Did you all have a nice Christmas?

I did. Bridesmaid for my friend on the 22nd and then the joy of my nearly-three-year-old bouncing off the walls with seasonal excitment. I had the whole of Christmas week off for these two landmark events. I didn’t think about the corporate twitter account at all.

But Boxing Day is pretty boring isn’t it? So I nipped on to see what had happened during my week off. And what had happened was that at least one person found it wholly unacceptable that there had been no corporate tweets during Christmas week.

I do agree. If we used RSS for our news / events etc there would have been one tweet. Or if we used something like Hootsuite I might have scheduled a couple of things in. However, we do it all manually here because we like the human touch. That did work against us last week though.

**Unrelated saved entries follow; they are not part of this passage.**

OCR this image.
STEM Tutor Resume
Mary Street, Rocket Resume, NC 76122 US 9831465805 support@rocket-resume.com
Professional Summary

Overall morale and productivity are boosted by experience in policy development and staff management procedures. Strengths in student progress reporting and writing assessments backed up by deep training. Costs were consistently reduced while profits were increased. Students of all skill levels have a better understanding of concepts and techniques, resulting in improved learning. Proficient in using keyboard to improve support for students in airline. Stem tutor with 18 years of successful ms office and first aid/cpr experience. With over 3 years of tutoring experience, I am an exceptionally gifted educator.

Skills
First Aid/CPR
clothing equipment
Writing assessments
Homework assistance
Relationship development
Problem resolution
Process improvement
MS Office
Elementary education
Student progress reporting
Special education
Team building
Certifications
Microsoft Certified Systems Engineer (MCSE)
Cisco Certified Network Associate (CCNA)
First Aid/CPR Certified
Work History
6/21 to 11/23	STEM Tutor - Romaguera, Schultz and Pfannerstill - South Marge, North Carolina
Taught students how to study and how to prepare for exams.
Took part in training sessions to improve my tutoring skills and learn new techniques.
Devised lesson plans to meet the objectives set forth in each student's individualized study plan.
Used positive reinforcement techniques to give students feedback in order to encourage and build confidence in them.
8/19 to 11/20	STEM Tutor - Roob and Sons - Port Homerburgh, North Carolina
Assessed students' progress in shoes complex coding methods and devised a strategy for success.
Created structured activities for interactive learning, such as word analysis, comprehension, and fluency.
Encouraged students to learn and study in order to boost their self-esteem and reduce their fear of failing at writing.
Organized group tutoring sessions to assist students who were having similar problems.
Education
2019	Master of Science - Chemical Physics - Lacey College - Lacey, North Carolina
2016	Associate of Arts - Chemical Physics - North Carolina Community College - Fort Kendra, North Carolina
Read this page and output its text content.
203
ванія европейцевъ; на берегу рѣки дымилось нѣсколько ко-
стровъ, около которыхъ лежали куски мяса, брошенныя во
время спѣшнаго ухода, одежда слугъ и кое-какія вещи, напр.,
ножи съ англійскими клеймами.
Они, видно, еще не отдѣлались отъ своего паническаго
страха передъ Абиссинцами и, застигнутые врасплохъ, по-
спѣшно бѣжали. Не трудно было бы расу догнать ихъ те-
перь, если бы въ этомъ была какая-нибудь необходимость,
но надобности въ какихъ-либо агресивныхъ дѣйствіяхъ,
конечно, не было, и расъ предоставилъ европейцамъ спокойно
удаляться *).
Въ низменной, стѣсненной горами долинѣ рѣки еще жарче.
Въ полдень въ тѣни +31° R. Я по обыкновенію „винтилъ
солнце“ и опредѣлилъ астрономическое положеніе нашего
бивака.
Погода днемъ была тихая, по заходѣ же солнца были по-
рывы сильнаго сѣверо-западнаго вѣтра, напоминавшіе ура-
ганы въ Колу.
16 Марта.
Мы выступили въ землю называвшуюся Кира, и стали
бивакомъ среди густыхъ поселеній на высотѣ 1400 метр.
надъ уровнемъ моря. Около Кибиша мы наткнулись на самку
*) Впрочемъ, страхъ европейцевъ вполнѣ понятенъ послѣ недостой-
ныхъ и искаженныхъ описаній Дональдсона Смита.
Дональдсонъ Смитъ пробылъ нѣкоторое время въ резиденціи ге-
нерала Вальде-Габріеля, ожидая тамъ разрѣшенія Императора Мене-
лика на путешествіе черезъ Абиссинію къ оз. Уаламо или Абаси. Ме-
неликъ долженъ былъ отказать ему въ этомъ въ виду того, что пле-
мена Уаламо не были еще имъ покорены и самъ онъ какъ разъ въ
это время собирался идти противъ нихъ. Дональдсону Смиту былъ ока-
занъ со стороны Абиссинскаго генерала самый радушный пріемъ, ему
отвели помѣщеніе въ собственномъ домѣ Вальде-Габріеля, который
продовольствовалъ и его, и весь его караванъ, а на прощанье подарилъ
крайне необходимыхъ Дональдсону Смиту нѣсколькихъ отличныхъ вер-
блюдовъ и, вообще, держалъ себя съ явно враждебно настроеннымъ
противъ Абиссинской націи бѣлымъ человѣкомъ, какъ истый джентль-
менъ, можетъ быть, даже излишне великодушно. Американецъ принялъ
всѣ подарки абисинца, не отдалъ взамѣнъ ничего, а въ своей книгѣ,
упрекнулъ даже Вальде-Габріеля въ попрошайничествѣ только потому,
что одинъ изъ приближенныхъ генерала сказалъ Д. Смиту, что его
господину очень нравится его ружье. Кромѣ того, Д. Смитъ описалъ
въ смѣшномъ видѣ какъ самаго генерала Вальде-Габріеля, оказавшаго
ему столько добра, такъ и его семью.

The question of whether we were the exception or the rule  roused my interest though. Who else had been tweeting to their corporate Twitter charge over Christmas? Well, Dan Slee at Walsall Council had for one. This account’s Christmas service was highlighted to me by several others on Twitter (thanks guys) and he had indeed been doing a sterling job.

Excellent tweeting had been done each time their gritters headed out. I wish I’d been as organised as Dan in getting the highways team to email me each time ours went out (something which has gone straight on the to do list this morning on my return to the office).

There were a few others councils also standing by to reply to @ messages – Hillingdon, Northampton and Richmond (BC, Canada rather than North Yorkshire).

Maybe there were more but this was the extent of the response I got. Whether or not more of us should / could have been tweeting more leads to an interesting question though: who is required to offer a Christmas social media / online service and how many of us did it out of our own goodwill?

Perhaps it depends on who looks after your Twitter. A press officer who is on call (and contracted to be so)? If I tweeted (and I did on Boxing Day just because there was something to say) it was because I felt, in myself, that it was the right thing to do and I was willing to log on and do it.

I’m not contracted to work out of hours or be on call. But online doesn’t recognise office hours, Bank Holidays. It is a non-stop real-time channel and so (in my opinion) organisations should be ready and able to respond as such. It’s a significant shift in thinking and ways of working, particularly for public sector.

It was interesting to look over the state of play though. It’s given me a few ideas for what I’d do differently given the time over as well as things I’ll be trying to implement to further improve the service as soon as possible.

I’d love to know whether anyone had any feedback from citizens / residents / followers on the service given? Or any thoughts generally on what the round-the-clock online space means or could mean for working patterns in council PR / online comms.